Mon opinion personnelle : la géopolitique, nouveau territoire d’expansion de la RSE
Les directions RSE françaises se trouvent aujourd’hui à un tournant historique et pourtant attendu.
Les risques d’approvisionnement, de pénuries de ressources, de disruption des chaînes logistiques étaient déjà appréhendés sous l’angle environnemental, climatique ou de l’épuisement des ressources naturelles. La géopolitique vient désormais s’insérer comme un facteur de choc supplémentaire, profondément imbriqué dans cette polycrise systémique que vivent nos sociétés. Lorsqu’une guerre en Ukraine bouleverse les circuits énergétiques européens, lorsque les tensions sino-américaines fragmentent les chaînes technologiques, ou lorsque les sanctions économiques redéfinissent les périmètres du commerce international, ces dynamiques entrent dans le champs directe des fonctions RSE. En effet, les enjeux de durabilité, de résilience et de souveraineté économique forment désormais un continuum indissociable. Les directions RSE, habituées à naviguer dans la complexité des interdépendances environnementales et sociales, possèdent paradoxalement les compétences méthodologiques pour appréhender ces nouveaux risques géopolitiques. Leur capacité à penser en systèmes, à cartographier les impacts indirects, à anticiper les effets de cascade, constitue un atout précieux pour intégrer la géopolitique dans leur spectre d’analyse et d’action.

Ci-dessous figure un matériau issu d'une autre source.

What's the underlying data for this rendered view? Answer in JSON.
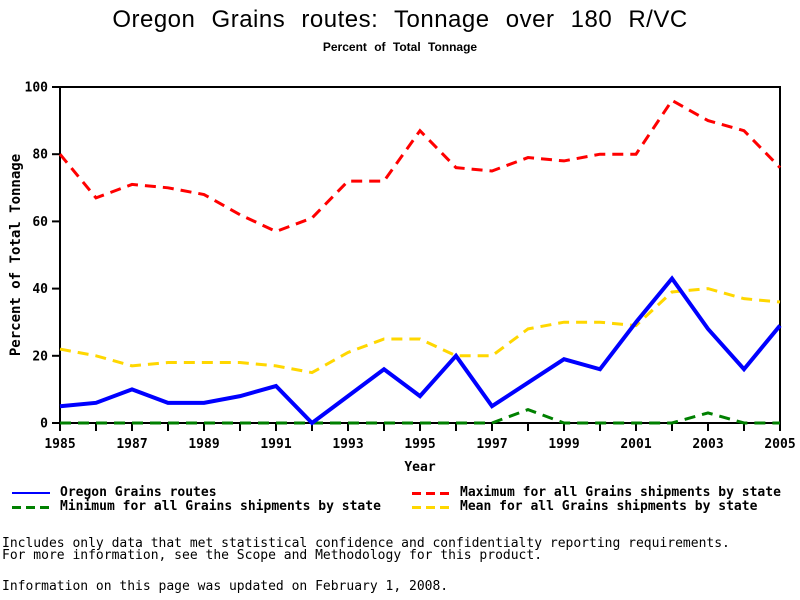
{
  "title": "Oregon Grains routes: Tonnage over 180 R/VC",
  "subtitle": "Percent of Total Tonnage",
  "chart_data": {
    "type": "line",
    "title": "Oregon Grains routes: Tonnage over 180 R/VC",
    "subtitle": "Percent of Total Tonnage",
    "xlabel": "Year",
    "ylabel": "Percent of Total Tonnage",
    "xlim": [
      1985,
      2005
    ],
    "ylim": [
      0,
      100
    ],
    "y_ticks": [
      0,
      20,
      40,
      60,
      80,
      100
    ],
    "x_label_step": 2,
    "grid": false,
    "legend_position": "bottom",
    "x": [
      1985,
      1986,
      1987,
      1988,
      1989,
      1990,
      1991,
      1992,
      1993,
      1994,
      1995,
      1996,
      1997,
      1998,
      1999,
      2000,
      2001,
      2002,
      2003,
      2004,
      2005
    ],
    "series": [
      {
        "name": "Oregon Grains routes",
        "color": "#0000ff",
        "style": "solid",
        "values": [
          5,
          6,
          10,
          6,
          6,
          8,
          11,
          0,
          8,
          16,
          8,
          20,
          5,
          12,
          19,
          16,
          30,
          43,
          28,
          16,
          29
        ]
      },
      {
        "name": "Maximum for all Grains shipments by state",
        "color": "#ff0000",
        "style": "dashed",
        "values": [
          80,
          67,
          71,
          70,
          68,
          62,
          57,
          61,
          72,
          72,
          87,
          76,
          75,
          79,
          78,
          80,
          80,
          96,
          90,
          87,
          76
        ]
      },
      {
        "name": "Minimum for all Grains shipments by state",
        "color": "#008000",
        "style": "dashed",
        "values": [
          0,
          0,
          0,
          0,
          0,
          0,
          0,
          0,
          0,
          0,
          0,
          0,
          0,
          4,
          0,
          0,
          0,
          0,
          3,
          0,
          0
        ]
      },
      {
        "name": "Mean for all Grains shipments by state",
        "color": "#ffd700",
        "style": "dashed",
        "values": [
          22,
          20,
          17,
          18,
          18,
          18,
          17,
          15,
          21,
          25,
          25,
          20,
          20,
          28,
          30,
          30,
          29,
          39,
          40,
          37,
          36
        ]
      }
    ]
  },
  "legend": {
    "items": [
      {
        "label": "Oregon Grains routes",
        "color": "#0000ff",
        "style": "solid"
      },
      {
        "label": "Maximum for all Grains shipments by state",
        "color": "#ff0000",
        "style": "dashed"
      },
      {
        "label": "Minimum for all Grains shipments by state",
        "color": "#008000",
        "style": "dashed"
      },
      {
        "label": "Mean for all Grains shipments by state",
        "color": "#ffd700",
        "style": "dashed"
      }
    ]
  },
  "footnotes": {
    "line1": "Includes only data that met statistical confidence and confidentialty reporting requirements.",
    "line2": "For more information, see the Scope and Methodology for this product.",
    "updated": "Information on this page was updated on February 1, 2008."
  },
  "colors": {
    "axis": "#000000",
    "text": "#000000",
    "background": "#ffffff"
  }
}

| En quelques mots : L’ère de l’innocence économique française touche à sa fin. Le 1er Baromètre Géopolitique & Business de l’ESSEC révèle une transformation radicale : 97% des dirigeants d’entreprises françaises ont déjà subi les conséquences directes des chocs géopolitiques, mais seuls 4% ont solidement intégré ces risques dans leur stratégie. Cette dissonance massive est moins une négligence qu’un état de sidération collective face à l’avènement de la post-mondialisation, où les logiques de puissance instrumentalisent désormais les interdépendances économiques. Trois menaces redéfinissent l’environnement concurrentiel européen : la prédation économique américaine qui exploite la dépendance énergétique européenne au gaz liquéfié (47% des importations) pour imposer des conditions léonines ; la persistance d’une menace russe qui maintient l’Europe dans une vulnérabilité structurelle malgré des sanctions partiellement contournées ; l’hyper-pénétration chinoise qui, forte d’un déficit commercial européen doublé en six ans (300 milliards d’euros), prépare une réintégration forcée de Taïwan aux conséquences économiques cataclysmiques. C’est une brutalisation du monde dans laquelle l’attentisme entrepreneurial français montre son inadéquation : 59% des dirigeants déclarent qu’ils s’en remettraient à des instructions extérieures en cas de choc majeur, tandis qu’un dirigeant sur cinq s’avoue totalement impréparé. |
La ressource
🔗 Essec – 2025-09 – Baromètre Géopolitique & Business
Sommaire
Introduction – La fin de l’innocence économique
L’Institut Géopolitique & Business de l’ESSEC a confié à OpinionWay une enquête auprès de 100 dirigeants d’entreprises françaises de plus de 250 salariés pour comprendre la transformation profonde d’un monde économique où la géopolitique est devenue une réalité quotidienne qui concerne maintenant directement les conseils d’administration.
97% des dirigeants confirment que leurs entreprises ont déjà subi les conséquences directes des chocs géopolitiques. Cette quasi-unanimité marque la fin d’une époque où les tensions internationales demeuraient confinées aux sphères diplomatiques. Désormais, elles pénètrent directement les comptes de résultat, bouleversent les chaînes d’approvisionnement et transforment la cybersécurité en enjeu stratégique majeur.
Malgré cette prise de conscience généralisée, la majorité des dirigeants demeure dans une posture attentiste, privilégiant l’attente de directives externes plutôt que l’amorce d’une transformation organisationnelle profonde. Cette passivité révèle un état de sidération face à la démultiplication et l’aggravation simultanées des risques géopolitiques.
L’Institut identifie ainsi un double défi : renforcer les capacités d’anticipation stratégique des entreprises tout en leur donnant les moyens d’agir de manière plus autonome et réactive. Il montre le besoin urgent d’une mutation organisationnelle permettant aux entreprises françaises de transformer leur vulnérabilité géopolitique en avantage concurrentiel. Et la réflexion est plus large: la nécessité d’une adaptation du capitalisme français à l’ère de la post-mondialisation, où les logiques de puissance redéfinissent les règles du jeu économique.